This IPO also follows a regulatory settlement with the SEC in September 2024, where eToro agreed to cease trading most crypto assets in the U.S. due to violations of federal securities laws. Despite this, the company is pushing forward, aiming to leverage its diverse asset portfolio and social investment features to attract a broader investor base.
eToro agreed to pay a $1.5 million penalty to settle charges that it operated as an unregistered broker and an unregistered clearing agency concerning its cryptocurrency offerings since at least 2020. The settlement was part of broader SEC efforts to enforce securities laws within the crypto space.
As part of this settlement, eToro agreed to stop offering nearly all cryptocurrencies to its U.S. customers. Now, U.S. users of eToro are limited to trading only Bitcoin, Bitcoin Cash, and Ether (ETH). This restriction was implemented due to the SEC’s assertion that many cryptocurrencies traded on eToro were securities and did not comply with federal securities registration requirements.
U.S. customers had the opportunity to sell or transfer their holdings in other cryptocurrencies to eToro’s crypto wallet for supported coins. Any positions that couldn’t be transferred were slated for liquidation by mid-March 2025, affecting less than 3% of the total dollar value of U.S. customers’ crypto assets.
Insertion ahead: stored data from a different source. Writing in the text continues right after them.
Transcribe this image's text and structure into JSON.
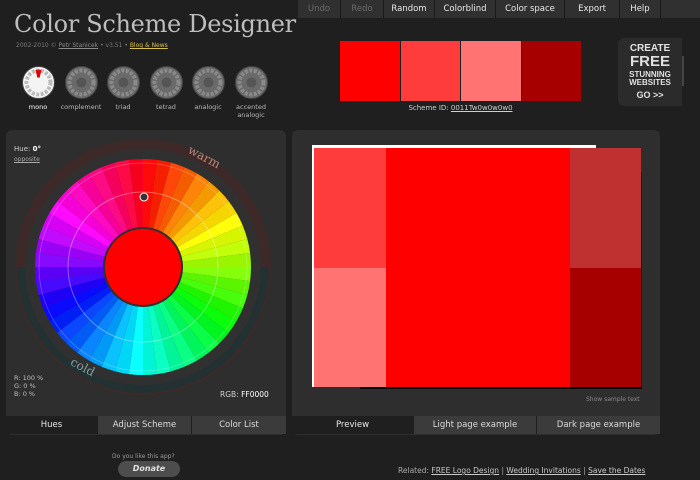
{
  "menu": [
    {
      "label": "Undo",
      "enabled": false
    },
    {
      "label": "Redo",
      "enabled": false
    },
    {
      "label": "Random",
      "enabled": true
    },
    {
      "label": "Colorblind",
      "enabled": true
    },
    {
      "label": "Color space",
      "enabled": true
    },
    {
      "label": "Export",
      "enabled": true
    },
    {
      "label": "Help",
      "enabled": true
    }
  ],
  "app": {
    "title": "Color Scheme Designer",
    "copyright": "2002-2010 ©",
    "author": "Petr Stanicek",
    "version": "• v3.51 •",
    "blog": "Blog & News"
  },
  "scheme_types": [
    {
      "label": "mono",
      "selected": true
    },
    {
      "label": "complement",
      "selected": false
    },
    {
      "label": "triad",
      "selected": false
    },
    {
      "label": "tetrad",
      "selected": false
    },
    {
      "label": "analogic",
      "selected": false
    },
    {
      "label": "accented analogic",
      "selected": false
    }
  ],
  "swatches": [
    "#ff0000",
    "#ff3c3c",
    "#ff7373",
    "#a60000"
  ],
  "scheme_id": {
    "label": "Scheme ID:",
    "value": "0011Tw0w0w0w0"
  },
  "ad": {
    "line1": "CREATE",
    "line2": "FREE",
    "line3": "STUNNING",
    "line4": "WEBSITES",
    "line5": "GO >>"
  },
  "wheel": {
    "hue_label": "Hue:",
    "hue_value": "0°",
    "opposite": "opposite",
    "warm": "warm",
    "cold": "cold",
    "center_color": "#ff0000",
    "rgb_r": "R: 100 %",
    "rgb_g": "G:    0 %",
    "rgb_b": "B:    0 %",
    "rgb_label": "RGB:",
    "rgb_hex": "FF0000"
  },
  "left_tabs": [
    {
      "label": "Hues",
      "active": true
    },
    {
      "label": "Adjust Scheme",
      "active": false
    },
    {
      "label": "Color List",
      "active": false
    }
  ],
  "right_tabs": [
    {
      "label": "Preview",
      "active": true
    },
    {
      "label": "Light page example",
      "active": false
    },
    {
      "label": "Dark page example",
      "active": false
    }
  ],
  "preview": {
    "colors": {
      "primary": "#ff0000",
      "light1": "#ff3c3c",
      "light2": "#ff7373",
      "dark1": "#bf3030",
      "dark2": "#a60000"
    },
    "show_sample": "Show sample text"
  },
  "footer": {
    "donate_question": "Do you like this app?",
    "donate": "Donate",
    "related_label": "Related:",
    "related_links": [
      "FREE Logo Design",
      "Wedding Invitations",
      "Save the Dates"
    ],
    "separator": "|"
  }
}
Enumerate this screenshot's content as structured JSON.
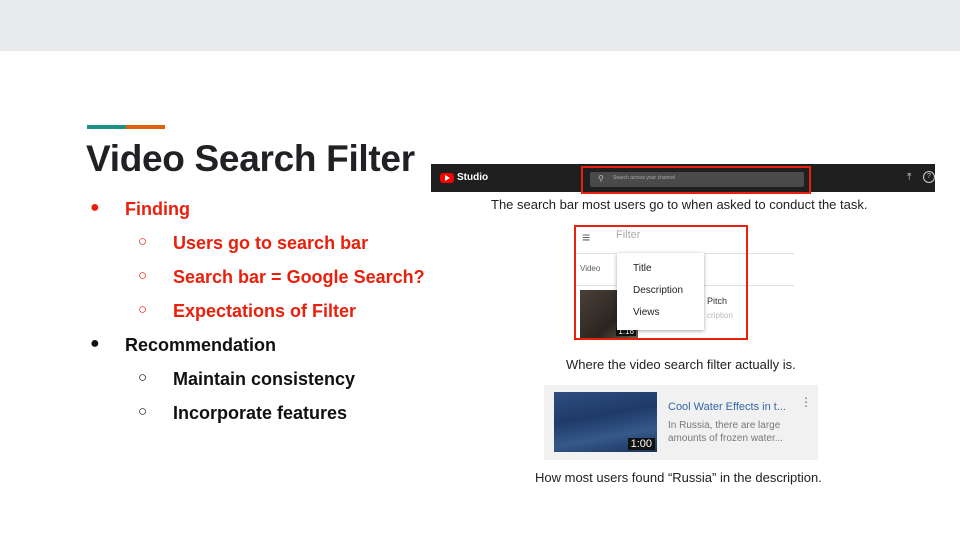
{
  "slide": {
    "title": "Video Search Filter",
    "accent_colors": [
      "#1e9185",
      "#e0600e"
    ]
  },
  "bullets": [
    {
      "level": 1,
      "marker": "●",
      "text": "Finding",
      "color": "#e8200c"
    },
    {
      "level": 2,
      "marker": "○",
      "text": "Users go to search bar",
      "color": "#e8200c"
    },
    {
      "level": 2,
      "marker": "○",
      "text": "Search bar = Google Search?",
      "color": "#e8200c"
    },
    {
      "level": 2,
      "marker": "○",
      "text": "Expectations of Filter",
      "color": "#e8200c"
    },
    {
      "level": 1,
      "marker": "●",
      "text": "Recommendation",
      "color": "#111111"
    },
    {
      "level": 2,
      "marker": "○",
      "text": "Maintain consistency",
      "color": "#111111"
    },
    {
      "level": 2,
      "marker": "○",
      "text": "Incorporate features",
      "color": "#111111"
    }
  ],
  "studio_bar": {
    "logo_text": "Studio",
    "search_placeholder": "Search across your channel",
    "search_icon": "magnifier-icon",
    "upload_icon": "upload-icon",
    "help_icon": "help-icon",
    "help_glyph": "?"
  },
  "captions": {
    "search": "The search bar most users go to when asked to conduct the task.",
    "filter": "Where the video search filter actually is.",
    "found": "How most users found “Russia” in the description."
  },
  "filter_panel": {
    "placeholder": "Filter",
    "column_header": "Video",
    "menu_items": [
      "Title",
      "Description",
      "Views"
    ],
    "video_duration": "1:16",
    "video_title_fragment": "Pitch",
    "video_desc_fragment": "cription"
  },
  "video_card": {
    "title": "Cool Water Effects in t...",
    "description": "In Russia, there are large amounts of frozen water...",
    "duration": "1:00",
    "more_icon": "more-vert-icon"
  },
  "highlight_color": "#e8200c"
}
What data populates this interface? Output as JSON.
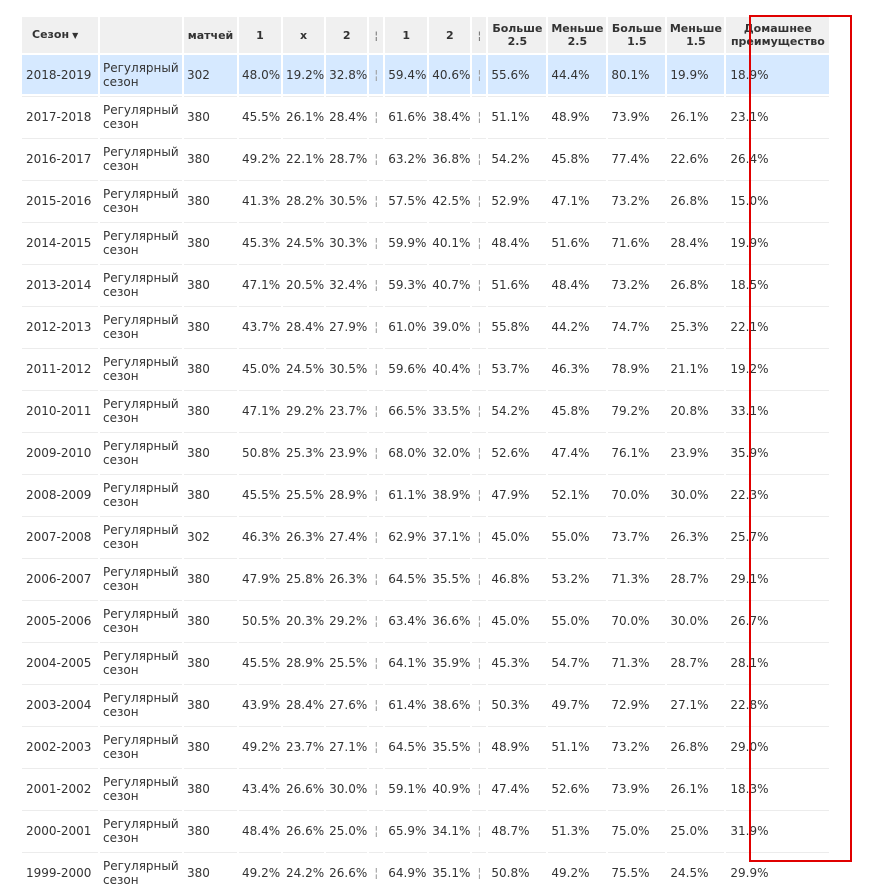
{
  "table": {
    "headers": {
      "season": "Сезон",
      "sort_arrow": "▼",
      "type": "",
      "matches": "матчей",
      "h1": "1",
      "hx": "x",
      "h2": "2",
      "sep1": "¦",
      "ht1": "1",
      "ht2": "2",
      "sep2": "¦",
      "over25": "Больше 2.5",
      "under25": "Меньше 2.5",
      "over15": "Больше 1.5",
      "under15": "Меньше 1.5",
      "home_adv": "Домашнее преимущество"
    },
    "rows": [
      {
        "season": "2018-2019",
        "type": "Регулярный сезон",
        "matches": "302",
        "p1": "48.0%",
        "px": "19.2%",
        "p2": "32.8%",
        "sep1": "¦",
        "q1": "59.4%",
        "q2": "40.6%",
        "sep2": "¦",
        "o25": "55.6%",
        "u25": "44.4%",
        "o15": "80.1%",
        "u15": "19.9%",
        "adv": "18.9%"
      },
      {
        "season": "2017-2018",
        "type": "Регулярный сезон",
        "matches": "380",
        "p1": "45.5%",
        "px": "26.1%",
        "p2": "28.4%",
        "sep1": "¦",
        "q1": "61.6%",
        "q2": "38.4%",
        "sep2": "¦",
        "o25": "51.1%",
        "u25": "48.9%",
        "o15": "73.9%",
        "u15": "26.1%",
        "adv": "23.1%"
      },
      {
        "season": "2016-2017",
        "type": "Регулярный сезон",
        "matches": "380",
        "p1": "49.2%",
        "px": "22.1%",
        "p2": "28.7%",
        "sep1": "¦",
        "q1": "63.2%",
        "q2": "36.8%",
        "sep2": "¦",
        "o25": "54.2%",
        "u25": "45.8%",
        "o15": "77.4%",
        "u15": "22.6%",
        "adv": "26.4%"
      },
      {
        "season": "2015-2016",
        "type": "Регулярный сезон",
        "matches": "380",
        "p1": "41.3%",
        "px": "28.2%",
        "p2": "30.5%",
        "sep1": "¦",
        "q1": "57.5%",
        "q2": "42.5%",
        "sep2": "¦",
        "o25": "52.9%",
        "u25": "47.1%",
        "o15": "73.2%",
        "u15": "26.8%",
        "adv": "15.0%"
      },
      {
        "season": "2014-2015",
        "type": "Регулярный сезон",
        "matches": "380",
        "p1": "45.3%",
        "px": "24.5%",
        "p2": "30.3%",
        "sep1": "¦",
        "q1": "59.9%",
        "q2": "40.1%",
        "sep2": "¦",
        "o25": "48.4%",
        "u25": "51.6%",
        "o15": "71.6%",
        "u15": "28.4%",
        "adv": "19.9%"
      },
      {
        "season": "2013-2014",
        "type": "Регулярный сезон",
        "matches": "380",
        "p1": "47.1%",
        "px": "20.5%",
        "p2": "32.4%",
        "sep1": "¦",
        "q1": "59.3%",
        "q2": "40.7%",
        "sep2": "¦",
        "o25": "51.6%",
        "u25": "48.4%",
        "o15": "73.2%",
        "u15": "26.8%",
        "adv": "18.5%"
      },
      {
        "season": "2012-2013",
        "type": "Регулярный сезон",
        "matches": "380",
        "p1": "43.7%",
        "px": "28.4%",
        "p2": "27.9%",
        "sep1": "¦",
        "q1": "61.0%",
        "q2": "39.0%",
        "sep2": "¦",
        "o25": "55.8%",
        "u25": "44.2%",
        "o15": "74.7%",
        "u15": "25.3%",
        "adv": "22.1%"
      },
      {
        "season": "2011-2012",
        "type": "Регулярный сезон",
        "matches": "380",
        "p1": "45.0%",
        "px": "24.5%",
        "p2": "30.5%",
        "sep1": "¦",
        "q1": "59.6%",
        "q2": "40.4%",
        "sep2": "¦",
        "o25": "53.7%",
        "u25": "46.3%",
        "o15": "78.9%",
        "u15": "21.1%",
        "adv": "19.2%"
      },
      {
        "season": "2010-2011",
        "type": "Регулярный сезон",
        "matches": "380",
        "p1": "47.1%",
        "px": "29.2%",
        "p2": "23.7%",
        "sep1": "¦",
        "q1": "66.5%",
        "q2": "33.5%",
        "sep2": "¦",
        "o25": "54.2%",
        "u25": "45.8%",
        "o15": "79.2%",
        "u15": "20.8%",
        "adv": "33.1%"
      },
      {
        "season": "2009-2010",
        "type": "Регулярный сезон",
        "matches": "380",
        "p1": "50.8%",
        "px": "25.3%",
        "p2": "23.9%",
        "sep1": "¦",
        "q1": "68.0%",
        "q2": "32.0%",
        "sep2": "¦",
        "o25": "52.6%",
        "u25": "47.4%",
        "o15": "76.1%",
        "u15": "23.9%",
        "adv": "35.9%"
      },
      {
        "season": "2008-2009",
        "type": "Регулярный сезон",
        "matches": "380",
        "p1": "45.5%",
        "px": "25.5%",
        "p2": "28.9%",
        "sep1": "¦",
        "q1": "61.1%",
        "q2": "38.9%",
        "sep2": "¦",
        "o25": "47.9%",
        "u25": "52.1%",
        "o15": "70.0%",
        "u15": "30.0%",
        "adv": "22.3%"
      },
      {
        "season": "2007-2008",
        "type": "Регулярный сезон",
        "matches": "302",
        "p1": "46.3%",
        "px": "26.3%",
        "p2": "27.4%",
        "sep1": "¦",
        "q1": "62.9%",
        "q2": "37.1%",
        "sep2": "¦",
        "o25": "45.0%",
        "u25": "55.0%",
        "o15": "73.7%",
        "u15": "26.3%",
        "adv": "25.7%"
      },
      {
        "season": "2006-2007",
        "type": "Регулярный сезон",
        "matches": "380",
        "p1": "47.9%",
        "px": "25.8%",
        "p2": "26.3%",
        "sep1": "¦",
        "q1": "64.5%",
        "q2": "35.5%",
        "sep2": "¦",
        "o25": "46.8%",
        "u25": "53.2%",
        "o15": "71.3%",
        "u15": "28.7%",
        "adv": "29.1%"
      },
      {
        "season": "2005-2006",
        "type": "Регулярный сезон",
        "matches": "380",
        "p1": "50.5%",
        "px": "20.3%",
        "p2": "29.2%",
        "sep1": "¦",
        "q1": "63.4%",
        "q2": "36.6%",
        "sep2": "¦",
        "o25": "45.0%",
        "u25": "55.0%",
        "o15": "70.0%",
        "u15": "30.0%",
        "adv": "26.7%"
      },
      {
        "season": "2004-2005",
        "type": "Регулярный сезон",
        "matches": "380",
        "p1": "45.5%",
        "px": "28.9%",
        "p2": "25.5%",
        "sep1": "¦",
        "q1": "64.1%",
        "q2": "35.9%",
        "sep2": "¦",
        "o25": "45.3%",
        "u25": "54.7%",
        "o15": "71.3%",
        "u15": "28.7%",
        "adv": "28.1%"
      },
      {
        "season": "2003-2004",
        "type": "Регулярный сезон",
        "matches": "380",
        "p1": "43.9%",
        "px": "28.4%",
        "p2": "27.6%",
        "sep1": "¦",
        "q1": "61.4%",
        "q2": "38.6%",
        "sep2": "¦",
        "o25": "50.3%",
        "u25": "49.7%",
        "o15": "72.9%",
        "u15": "27.1%",
        "adv": "22.8%"
      },
      {
        "season": "2002-2003",
        "type": "Регулярный сезон",
        "matches": "380",
        "p1": "49.2%",
        "px": "23.7%",
        "p2": "27.1%",
        "sep1": "¦",
        "q1": "64.5%",
        "q2": "35.5%",
        "sep2": "¦",
        "o25": "48.9%",
        "u25": "51.1%",
        "o15": "73.2%",
        "u15": "26.8%",
        "adv": "29.0%"
      },
      {
        "season": "2001-2002",
        "type": "Регулярный сезон",
        "matches": "380",
        "p1": "43.4%",
        "px": "26.6%",
        "p2": "30.0%",
        "sep1": "¦",
        "q1": "59.1%",
        "q2": "40.9%",
        "sep2": "¦",
        "o25": "47.4%",
        "u25": "52.6%",
        "o15": "73.9%",
        "u15": "26.1%",
        "adv": "18.3%"
      },
      {
        "season": "2000-2001",
        "type": "Регулярный сезон",
        "matches": "380",
        "p1": "48.4%",
        "px": "26.6%",
        "p2": "25.0%",
        "sep1": "¦",
        "q1": "65.9%",
        "q2": "34.1%",
        "sep2": "¦",
        "o25": "48.7%",
        "u25": "51.3%",
        "o15": "75.0%",
        "u15": "25.0%",
        "adv": "31.9%"
      },
      {
        "season": "1999-2000",
        "type": "Регулярный сезон",
        "matches": "380",
        "p1": "49.2%",
        "px": "24.2%",
        "p2": "26.6%",
        "sep1": "¦",
        "q1": "64.9%",
        "q2": "35.1%",
        "sep2": "¦",
        "o25": "50.8%",
        "u25": "49.2%",
        "o15": "75.5%",
        "u15": "24.5%",
        "adv": "29.9%"
      }
    ],
    "highlighted_row": 0,
    "highlight_color": "#d6e9ff",
    "annotation_color": "#e00000"
  }
}
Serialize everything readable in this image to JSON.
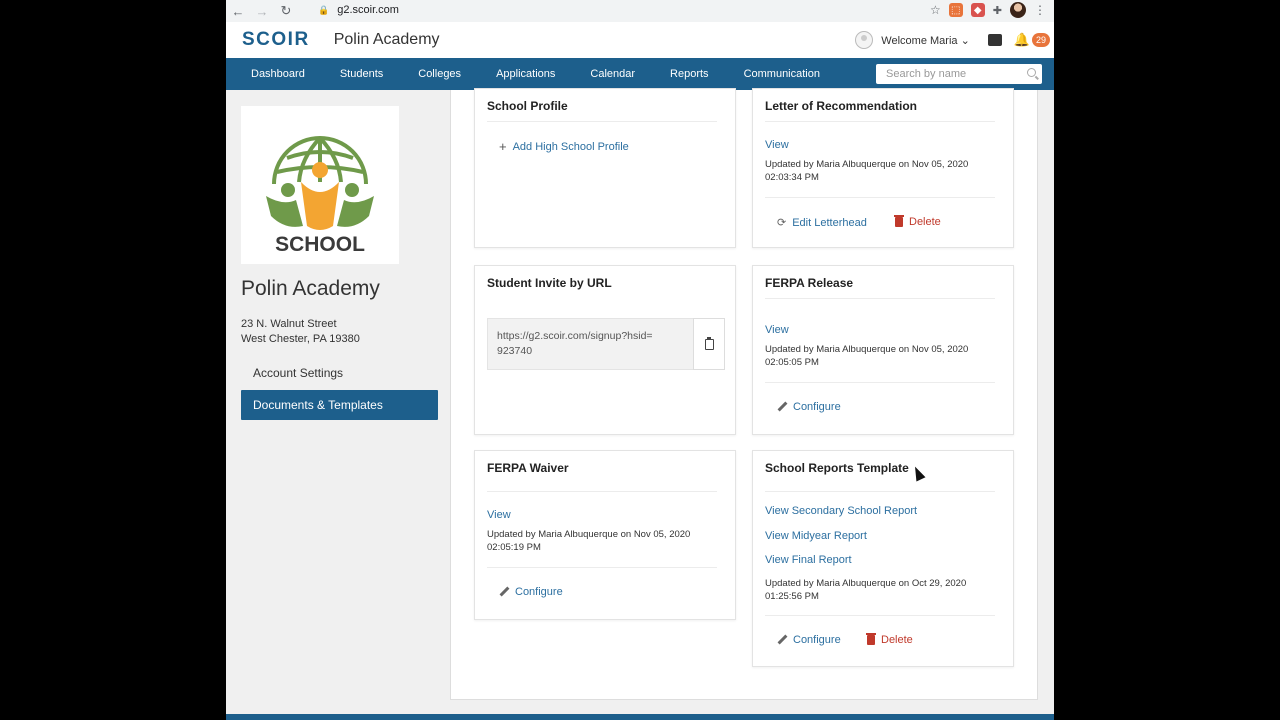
{
  "browser": {
    "url": "g2.scoir.com",
    "back_icon": "arrow-left-icon",
    "forward_icon": "arrow-right-icon",
    "reload_icon": "reload-icon"
  },
  "header": {
    "logo": "SCOIR",
    "school_name": "Polin Academy",
    "welcome": "Welcome Maria",
    "notification_count": "29"
  },
  "nav": {
    "items": [
      "Dashboard",
      "Students",
      "Colleges",
      "Applications",
      "Calendar",
      "Reports",
      "Communication"
    ],
    "search_placeholder": "Search by name"
  },
  "sidebar": {
    "logo_text": "SCHOOL",
    "name": "Polin Academy",
    "address_line1": "23 N. Walnut Street",
    "address_line2": "West Chester, PA 19380",
    "links": [
      "Account Settings",
      "Documents & Templates"
    ],
    "active_link": "Documents & Templates"
  },
  "cards": {
    "school_profile": {
      "title": "School Profile",
      "add_label": "Add High School Profile"
    },
    "letter": {
      "title": "Letter of Recommendation",
      "view": "View",
      "meta1": "Updated by Maria Albuquerque on Nov 05, 2020",
      "meta2": "02:03:34 PM",
      "edit": "Edit Letterhead",
      "delete": "Delete"
    },
    "invite": {
      "title": "Student Invite by URL",
      "url": "https://g2.scoir.com/signup?hsid=923740"
    },
    "ferpa_release": {
      "title": "FERPA Release",
      "view": "View",
      "meta1": "Updated by Maria Albuquerque on Nov 05, 2020",
      "meta2": "02:05:05 PM",
      "configure": "Configure"
    },
    "ferpa_waiver": {
      "title": "FERPA Waiver",
      "view": "View",
      "meta1": "Updated by Maria Albuquerque on Nov 05, 2020",
      "meta2": "02:05:19 PM",
      "configure": "Configure"
    },
    "school_reports": {
      "title": "School Reports Template",
      "view_secondary": "View Secondary School Report",
      "view_midyear": "View Midyear Report",
      "view_final": "View Final Report",
      "meta1": "Updated by Maria Albuquerque on Oct 29, 2020",
      "meta2": "01:25:56 PM",
      "configure": "Configure",
      "delete": "Delete"
    }
  },
  "colors": {
    "brand_blue": "#1d5f8c",
    "link_blue": "#2c6fa0",
    "delete_red": "#c0392b",
    "badge_orange": "#e8743b"
  }
}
The exact timeline for the IPO is not public, but there are indications that eToro might list on the New York Stock Exchange as early as the second quarter of 2025. This move could position eToro to compete more directly with other platforms like Robinhood, especially in the U.S. market, where interest in cryptocurrency and retail trading continues to grow.
eToro expressed optimism about future regulatory clarity in the U.S., hinting at plans to re-enable trading for additional crypto assets once a clearer regulatory framework is established. This reflects the company’s commitment to compliance while continuing to serve its U.S. customer base with other financial products like stocks, ETFs, and options.